Mulyani menyatakan, “Kami memastikan penertiban ini akan berlangsung berkala dan berkelanjutan dengan menyasar sejumlah titik lokasi strategis lainnya.” Hal ini menunjukkan komitmen pemerintah kota dalam menciptakan lingkungan yang teratur.
Penertiban ini juga sejalan dengan amanat Peraturan Daerah (Perda) Nomor 8 Tahun 2016. Perda tersebut secara jelas mengatur tentang Ketentraman, Ketertiban Umum, dan Perlindungan Masyarakat di Kota Tangerang.
“Kita harap penertiban yang berlangsung dapat menciptakan lingkungan yang aman, tertib, dan berkelanjutan,” tambah Mulyani.
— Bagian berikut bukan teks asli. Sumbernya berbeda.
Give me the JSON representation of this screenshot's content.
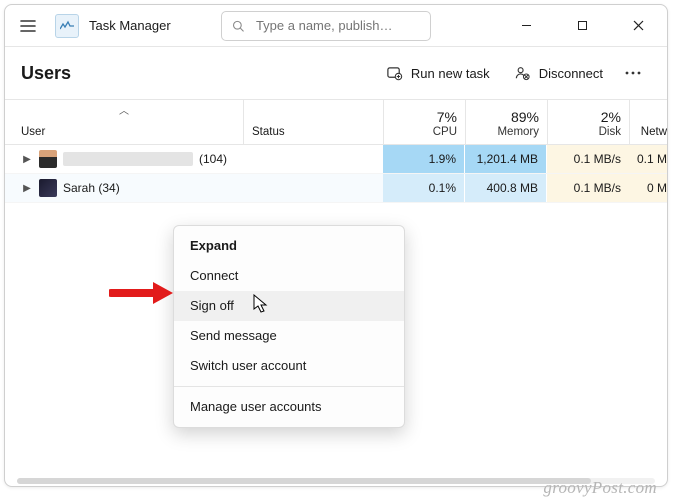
{
  "app": {
    "title": "Task Manager",
    "search_placeholder": "Type a name, publish…"
  },
  "page": {
    "title": "Users",
    "run_new_task": "Run new task",
    "disconnect": "Disconnect"
  },
  "columns": {
    "user": "User",
    "status": "Status",
    "cpu_pct": "7%",
    "cpu_label": "CPU",
    "memory_pct": "89%",
    "memory_label": "Memory",
    "disk_pct": "2%",
    "disk_label": "Disk",
    "network_label": "Netw"
  },
  "rows": [
    {
      "name_suffix": "(104)",
      "cpu": "1.9%",
      "memory": "1,201.4 MB",
      "disk": "0.1 MB/s",
      "network": "0.1 M"
    },
    {
      "name": "Sarah (34)",
      "cpu": "0.1%",
      "memory": "400.8 MB",
      "disk": "0.1 MB/s",
      "network": "0 M"
    }
  ],
  "context_menu": {
    "expand": "Expand",
    "connect": "Connect",
    "sign_off": "Sign off",
    "send_message": "Send message",
    "switch_user": "Switch user account",
    "manage": "Manage user accounts"
  },
  "watermark": "groovyPost.com"
}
Ini menjadi landasan hukum kuat bagi setiap tindakan penertiban yang dilakukan.
Imbauan Wakil Wali Kota untuk Partisipasi Masyarakat
Wakil Wali Kota Tangerang, Maryono Hasan, turut memberikan imbauan kepada seluruh elemen masyarakat terkait penataan kawasan. Ia secara khusus meminta para pembeli dan pengguna jalan untuk mendukung upaya ini.
Maryono berharap agar masyarakat mematuhi aturan lalu lintas dan memarkir kendaraan secara tertib. Partisipasi aktif dari warga sangat penting untuk keberhasilan penataan kota.
Melalui kegiatan penertiban ini, Maryono berharap dapat meningkatkan kesadaran seluruh elemen masyarakat. Mulai dari pedagang, pemilik lapak, hingga pengendara, diharapkan dapat bersama-sama menjaga ketertiban.
“Kami mohon partisipasi seluruh masyarakat, baik pedagang, pembeli, maupun pengendara, agar bersama-sama menjaga ketertiban sehingga aktivitas dapat berjalan aman dan nyaman,” tutur Maryono. Tujuannya adalah agar kawasan Sipon menjadi lebih rapi, tertata, serta nyaman bagi semua.